Cascade rule (post-S0380.164):
| Tariff | §12.4.4 winter CO2 / PE | §12.4.4 summer immersion CO2 / PE |
|---|---|---|
| STANDARD | W_fuel × boiler_annual_factor |
Σ wh_summer_m × Table 12d/e monthly (spec literal) |
| 7-hour / 10-hour / 18-hour / 24-hour | W_fuel × boiler_annual_factor |
Σ wh_summer_m × Table 12d/e monthly + S_fuel × Table 12 annual electric (Elmhurst mirror) |
Cost is computed cleanly per spec (W_fuel × boiler_price + S_fuel × off_peak_low_price) — the double-count quirk only affects the CO2 and
PE factor lines.
Cohort impact
The heating-systems corpus has exactly one §12.4.4 fixture: solid fuel 2
(Table 4a code 158, anthracite, 18-hour tariff, 110 L cylinder + cyl
thermostat).

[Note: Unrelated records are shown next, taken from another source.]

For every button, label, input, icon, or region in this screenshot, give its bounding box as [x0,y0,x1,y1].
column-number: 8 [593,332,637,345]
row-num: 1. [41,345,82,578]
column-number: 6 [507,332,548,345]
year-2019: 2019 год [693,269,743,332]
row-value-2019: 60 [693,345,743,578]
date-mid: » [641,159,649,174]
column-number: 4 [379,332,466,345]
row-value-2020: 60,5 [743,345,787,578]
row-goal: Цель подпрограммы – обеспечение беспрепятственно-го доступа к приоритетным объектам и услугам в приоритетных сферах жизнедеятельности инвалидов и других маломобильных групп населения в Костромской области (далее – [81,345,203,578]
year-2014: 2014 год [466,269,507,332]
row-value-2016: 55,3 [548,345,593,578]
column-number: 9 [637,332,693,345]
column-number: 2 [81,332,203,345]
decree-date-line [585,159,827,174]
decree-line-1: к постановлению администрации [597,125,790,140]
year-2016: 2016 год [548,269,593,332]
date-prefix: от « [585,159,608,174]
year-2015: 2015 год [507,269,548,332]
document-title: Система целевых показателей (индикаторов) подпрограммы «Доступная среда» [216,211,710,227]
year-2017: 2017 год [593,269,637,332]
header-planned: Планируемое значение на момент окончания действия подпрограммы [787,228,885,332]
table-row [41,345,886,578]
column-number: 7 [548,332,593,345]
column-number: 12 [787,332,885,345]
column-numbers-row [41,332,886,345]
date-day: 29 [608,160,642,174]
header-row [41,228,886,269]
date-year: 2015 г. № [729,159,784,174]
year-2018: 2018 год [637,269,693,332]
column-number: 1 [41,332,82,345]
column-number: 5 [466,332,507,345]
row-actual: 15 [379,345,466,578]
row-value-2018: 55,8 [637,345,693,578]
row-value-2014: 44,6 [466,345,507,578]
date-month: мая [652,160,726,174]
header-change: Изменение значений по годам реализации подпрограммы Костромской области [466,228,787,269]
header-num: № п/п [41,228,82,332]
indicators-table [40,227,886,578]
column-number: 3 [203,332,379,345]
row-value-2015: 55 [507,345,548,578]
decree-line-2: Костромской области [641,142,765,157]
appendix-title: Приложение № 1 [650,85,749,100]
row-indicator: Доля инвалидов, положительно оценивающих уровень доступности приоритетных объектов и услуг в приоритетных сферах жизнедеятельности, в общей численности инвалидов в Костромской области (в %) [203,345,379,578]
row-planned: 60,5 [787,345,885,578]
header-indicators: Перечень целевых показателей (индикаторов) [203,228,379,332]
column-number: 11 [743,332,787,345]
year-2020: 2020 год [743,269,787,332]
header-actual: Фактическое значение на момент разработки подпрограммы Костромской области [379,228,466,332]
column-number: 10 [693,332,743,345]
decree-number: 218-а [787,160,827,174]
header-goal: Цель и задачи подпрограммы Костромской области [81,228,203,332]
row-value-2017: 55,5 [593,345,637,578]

Pre-slice the cascade carried ΔCO2 = −93.10 kg/yr / ΔPE
= −1027.51 kWh/yr — matching 684.55 kWh × 0.136 CO2 and
684.55 kWh × 1.501 PE to within rounding. Post-slice closes to
±0.0000 on all four metrics, completing the cohort closure at 25/25
cascade-OK variants EXACT vs the Elmhurst worksheet.
⚠ Single-cert evidence
The §12.4.4 divergence is documented here on one worksheet (SF2)
because the corpus has no second §12.4.4 fixture (solid fuel 1 =
code 156 is an empty folder). The math nonetheless matches the
worksheet to within rounding and aligns with §8.1's S0380.163 mirror
shape (Table 12 annual where spec literal says monthly), so the gate
is implemented under the same dual-rate → annual on top of monthly
discipline. If a second §12.4.4-eligible cert worksheet diverges from
this rule it should be raised against this row before re-tuning.